If the Mountain Won't Come to Moses...
When we talk about information analysis, it's important to think about where the data actually resides. Much of the data that organizations need to look at is not necessarily "owned" by them - it exists within Twitter and Facebook feeds, it's hidden within Web logs, sensor output, and call detail records. Finding exactly what you need within such an enormous stream can be like finding a needle in a haystack. But imagine if you could define a set of queries and get the summary information needed in a much smaller, more digestible form. In other words, "If the mountain won't come to Moses, Moses must come to the mountain." This requires technology that's able to use knowledge about the data itself to intelligently isolate the relevant information and make queries more efficient. The goal is to minimize the need to access unnecessary data in order to resolve a query, even those that are fairly complex. It's a fundamentally different way of approaching analysis.
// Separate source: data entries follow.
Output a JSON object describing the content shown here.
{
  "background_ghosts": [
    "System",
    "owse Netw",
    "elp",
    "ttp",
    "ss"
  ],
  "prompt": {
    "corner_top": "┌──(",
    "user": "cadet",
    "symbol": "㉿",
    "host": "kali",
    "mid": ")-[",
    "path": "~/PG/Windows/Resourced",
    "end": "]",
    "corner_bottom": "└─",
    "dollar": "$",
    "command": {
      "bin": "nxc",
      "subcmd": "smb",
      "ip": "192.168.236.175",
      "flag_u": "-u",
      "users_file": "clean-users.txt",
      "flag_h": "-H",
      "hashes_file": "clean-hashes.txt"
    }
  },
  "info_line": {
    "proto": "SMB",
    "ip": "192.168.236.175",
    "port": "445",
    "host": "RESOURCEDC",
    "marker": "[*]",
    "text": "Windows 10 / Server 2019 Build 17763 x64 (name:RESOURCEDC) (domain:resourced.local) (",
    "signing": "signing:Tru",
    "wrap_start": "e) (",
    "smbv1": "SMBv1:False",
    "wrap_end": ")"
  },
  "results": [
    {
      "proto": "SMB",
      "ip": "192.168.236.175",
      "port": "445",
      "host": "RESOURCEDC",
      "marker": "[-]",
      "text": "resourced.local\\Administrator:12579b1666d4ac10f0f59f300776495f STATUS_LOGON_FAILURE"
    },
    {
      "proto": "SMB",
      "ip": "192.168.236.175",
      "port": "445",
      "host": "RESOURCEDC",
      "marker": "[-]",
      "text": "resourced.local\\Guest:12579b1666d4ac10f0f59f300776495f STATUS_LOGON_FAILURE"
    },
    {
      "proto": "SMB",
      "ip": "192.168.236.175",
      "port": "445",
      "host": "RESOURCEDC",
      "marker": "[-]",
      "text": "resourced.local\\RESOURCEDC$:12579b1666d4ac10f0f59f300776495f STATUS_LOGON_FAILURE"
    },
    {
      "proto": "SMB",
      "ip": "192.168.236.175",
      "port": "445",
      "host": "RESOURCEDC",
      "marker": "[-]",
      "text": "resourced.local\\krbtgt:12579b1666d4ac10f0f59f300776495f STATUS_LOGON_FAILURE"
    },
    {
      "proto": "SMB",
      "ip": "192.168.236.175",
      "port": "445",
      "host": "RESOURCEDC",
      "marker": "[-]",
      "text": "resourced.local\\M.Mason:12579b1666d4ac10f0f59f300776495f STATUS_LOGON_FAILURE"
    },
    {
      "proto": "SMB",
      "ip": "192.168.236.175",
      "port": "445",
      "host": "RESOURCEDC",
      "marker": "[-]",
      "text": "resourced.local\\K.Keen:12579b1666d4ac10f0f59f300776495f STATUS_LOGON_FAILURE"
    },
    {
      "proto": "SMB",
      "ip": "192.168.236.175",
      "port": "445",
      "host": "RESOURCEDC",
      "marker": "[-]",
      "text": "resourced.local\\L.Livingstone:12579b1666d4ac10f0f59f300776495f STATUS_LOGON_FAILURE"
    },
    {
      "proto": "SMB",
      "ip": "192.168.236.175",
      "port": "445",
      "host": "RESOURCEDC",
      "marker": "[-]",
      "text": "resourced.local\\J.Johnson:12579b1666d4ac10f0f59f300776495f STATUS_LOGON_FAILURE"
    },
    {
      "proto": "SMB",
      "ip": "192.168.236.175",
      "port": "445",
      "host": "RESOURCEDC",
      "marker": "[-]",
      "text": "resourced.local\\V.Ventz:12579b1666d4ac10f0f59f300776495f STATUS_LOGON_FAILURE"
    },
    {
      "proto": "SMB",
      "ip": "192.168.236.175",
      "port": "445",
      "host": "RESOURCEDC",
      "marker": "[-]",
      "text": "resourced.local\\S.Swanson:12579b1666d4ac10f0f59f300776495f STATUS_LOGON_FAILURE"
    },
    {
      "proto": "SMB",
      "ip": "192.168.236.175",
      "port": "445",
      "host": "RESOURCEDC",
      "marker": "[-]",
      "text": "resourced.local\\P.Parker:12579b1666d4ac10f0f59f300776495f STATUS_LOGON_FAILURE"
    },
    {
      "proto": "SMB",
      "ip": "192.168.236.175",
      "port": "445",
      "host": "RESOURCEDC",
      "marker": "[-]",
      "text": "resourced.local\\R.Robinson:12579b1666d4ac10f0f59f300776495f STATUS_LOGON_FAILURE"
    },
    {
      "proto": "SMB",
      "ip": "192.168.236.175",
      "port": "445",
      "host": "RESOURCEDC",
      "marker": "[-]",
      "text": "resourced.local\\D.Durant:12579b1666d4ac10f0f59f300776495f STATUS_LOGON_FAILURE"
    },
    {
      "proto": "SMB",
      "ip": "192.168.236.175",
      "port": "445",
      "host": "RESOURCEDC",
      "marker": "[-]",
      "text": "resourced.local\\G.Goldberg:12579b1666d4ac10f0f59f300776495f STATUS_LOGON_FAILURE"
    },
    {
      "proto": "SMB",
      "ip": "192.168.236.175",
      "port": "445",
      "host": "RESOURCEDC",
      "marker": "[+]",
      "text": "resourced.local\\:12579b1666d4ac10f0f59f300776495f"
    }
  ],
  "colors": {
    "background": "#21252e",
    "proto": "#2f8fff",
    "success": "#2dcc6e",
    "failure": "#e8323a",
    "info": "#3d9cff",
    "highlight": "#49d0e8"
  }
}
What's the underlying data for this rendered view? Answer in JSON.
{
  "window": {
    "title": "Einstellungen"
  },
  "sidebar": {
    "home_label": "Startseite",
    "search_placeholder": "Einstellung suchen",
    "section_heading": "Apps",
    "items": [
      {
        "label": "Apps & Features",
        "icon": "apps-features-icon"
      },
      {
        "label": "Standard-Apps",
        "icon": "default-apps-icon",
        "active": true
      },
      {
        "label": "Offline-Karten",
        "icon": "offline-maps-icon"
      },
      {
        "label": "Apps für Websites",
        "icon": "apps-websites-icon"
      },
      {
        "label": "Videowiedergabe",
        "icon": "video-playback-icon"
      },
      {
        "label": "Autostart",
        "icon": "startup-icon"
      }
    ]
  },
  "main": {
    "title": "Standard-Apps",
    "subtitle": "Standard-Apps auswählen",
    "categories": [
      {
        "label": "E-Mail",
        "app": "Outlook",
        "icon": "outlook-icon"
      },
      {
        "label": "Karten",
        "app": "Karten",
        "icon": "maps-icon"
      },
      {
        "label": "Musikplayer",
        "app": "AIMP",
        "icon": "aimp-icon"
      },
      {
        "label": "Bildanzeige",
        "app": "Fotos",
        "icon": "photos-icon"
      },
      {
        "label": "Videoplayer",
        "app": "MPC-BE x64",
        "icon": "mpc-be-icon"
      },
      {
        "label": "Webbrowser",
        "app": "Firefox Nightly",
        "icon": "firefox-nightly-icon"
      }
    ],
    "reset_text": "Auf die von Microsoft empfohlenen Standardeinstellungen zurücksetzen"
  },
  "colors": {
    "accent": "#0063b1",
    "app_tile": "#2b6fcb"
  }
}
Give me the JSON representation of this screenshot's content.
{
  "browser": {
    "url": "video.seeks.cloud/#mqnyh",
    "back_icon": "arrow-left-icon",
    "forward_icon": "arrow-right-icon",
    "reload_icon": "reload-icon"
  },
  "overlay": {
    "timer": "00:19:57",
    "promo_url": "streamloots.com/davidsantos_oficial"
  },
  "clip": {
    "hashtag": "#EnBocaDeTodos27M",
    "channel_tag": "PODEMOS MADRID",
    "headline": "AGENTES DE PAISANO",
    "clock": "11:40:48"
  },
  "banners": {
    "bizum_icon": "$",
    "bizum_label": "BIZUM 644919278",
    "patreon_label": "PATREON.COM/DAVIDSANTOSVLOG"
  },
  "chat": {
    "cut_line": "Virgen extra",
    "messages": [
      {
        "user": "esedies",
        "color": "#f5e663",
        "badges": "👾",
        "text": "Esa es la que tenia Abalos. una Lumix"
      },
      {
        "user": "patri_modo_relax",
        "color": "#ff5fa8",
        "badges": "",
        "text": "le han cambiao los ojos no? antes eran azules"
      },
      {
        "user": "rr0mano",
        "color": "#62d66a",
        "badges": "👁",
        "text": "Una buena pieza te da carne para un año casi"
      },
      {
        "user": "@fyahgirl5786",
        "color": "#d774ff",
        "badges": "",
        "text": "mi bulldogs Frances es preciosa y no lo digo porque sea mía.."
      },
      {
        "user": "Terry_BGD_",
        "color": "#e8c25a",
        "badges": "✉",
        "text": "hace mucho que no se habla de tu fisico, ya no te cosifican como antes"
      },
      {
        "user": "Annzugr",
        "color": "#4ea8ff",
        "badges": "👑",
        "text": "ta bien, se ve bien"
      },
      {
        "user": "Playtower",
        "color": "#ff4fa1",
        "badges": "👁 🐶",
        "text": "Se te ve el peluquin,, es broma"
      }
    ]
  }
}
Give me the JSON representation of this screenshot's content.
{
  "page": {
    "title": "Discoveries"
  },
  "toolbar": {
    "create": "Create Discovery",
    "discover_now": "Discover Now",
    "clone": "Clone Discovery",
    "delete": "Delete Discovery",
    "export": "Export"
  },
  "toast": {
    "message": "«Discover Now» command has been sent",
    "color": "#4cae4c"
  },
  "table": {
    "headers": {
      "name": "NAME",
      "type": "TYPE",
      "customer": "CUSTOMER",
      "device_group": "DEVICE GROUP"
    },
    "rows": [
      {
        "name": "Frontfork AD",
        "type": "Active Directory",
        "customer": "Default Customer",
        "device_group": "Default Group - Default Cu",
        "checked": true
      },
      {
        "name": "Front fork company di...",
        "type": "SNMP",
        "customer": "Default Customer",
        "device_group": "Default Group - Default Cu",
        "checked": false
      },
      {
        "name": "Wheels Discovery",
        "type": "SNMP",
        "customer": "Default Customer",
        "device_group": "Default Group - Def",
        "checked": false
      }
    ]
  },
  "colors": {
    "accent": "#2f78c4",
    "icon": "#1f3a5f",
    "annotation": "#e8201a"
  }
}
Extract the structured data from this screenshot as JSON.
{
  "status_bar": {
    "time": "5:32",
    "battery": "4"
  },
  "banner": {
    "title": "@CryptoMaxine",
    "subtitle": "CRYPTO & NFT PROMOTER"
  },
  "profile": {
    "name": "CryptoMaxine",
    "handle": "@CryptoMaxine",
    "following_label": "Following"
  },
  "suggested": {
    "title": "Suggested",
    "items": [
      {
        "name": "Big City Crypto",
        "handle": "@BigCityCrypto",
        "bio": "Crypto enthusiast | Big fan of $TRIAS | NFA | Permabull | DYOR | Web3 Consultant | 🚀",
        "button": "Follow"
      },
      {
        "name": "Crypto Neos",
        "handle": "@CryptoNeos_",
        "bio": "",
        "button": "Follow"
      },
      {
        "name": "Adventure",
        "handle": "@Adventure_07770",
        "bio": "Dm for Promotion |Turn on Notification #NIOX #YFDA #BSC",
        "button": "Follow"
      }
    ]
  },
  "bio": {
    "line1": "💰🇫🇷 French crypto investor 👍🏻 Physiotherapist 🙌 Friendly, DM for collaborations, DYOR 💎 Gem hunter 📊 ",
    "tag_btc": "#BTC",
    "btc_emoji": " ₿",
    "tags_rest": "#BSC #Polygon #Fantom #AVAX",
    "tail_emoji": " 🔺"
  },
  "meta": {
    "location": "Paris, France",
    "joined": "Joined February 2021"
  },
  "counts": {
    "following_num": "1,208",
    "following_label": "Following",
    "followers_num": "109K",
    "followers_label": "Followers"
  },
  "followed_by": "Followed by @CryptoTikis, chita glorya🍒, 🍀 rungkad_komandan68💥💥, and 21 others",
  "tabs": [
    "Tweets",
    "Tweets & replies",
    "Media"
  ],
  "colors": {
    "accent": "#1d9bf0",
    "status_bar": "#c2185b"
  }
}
The value of business intelligence lies in its ability to shape and enhance decision-making throughout the enterprise. Yet all too often, there's not enough context associated with the analyses generated by information management experts, leaving business end users unable to make sense of it all, or at least make sense of it quickly enough to take action. Today's social computing technologies offer a great opportunity for intelligence to be digested in a more collaborative atmosphere. Imagine combining analytics (a quarterly sales report tracking online purchases, for example) with capabilities like search, bookmarking, tagging, commenting and rating capabilities. Now imagine accessing the intelligence via a Web-based portal where any number of enterprise stakeholders can look at the report collaboratively and engage in a conversation that adds context to the content. This socially powered approach to BI can significantly speed decision-making. More important, it enables a far richer understanding of corporate data, which enables better decision-making as well. Collaborative BI solutions that integrate social technologies directly into the analytic environment are increasingly available, and smart companies would do well to take a look at how these can enrich their BI efforts.
As organizations continue to be bombarded by data, old BI strategies are increasingly giving way to more innovative approaches. The businesses that thrive will be those that succeed at adopting the best new ideas and technologies. When it comes to analytics, cloud computing and social collaboration, there a number of compelling options to choose from.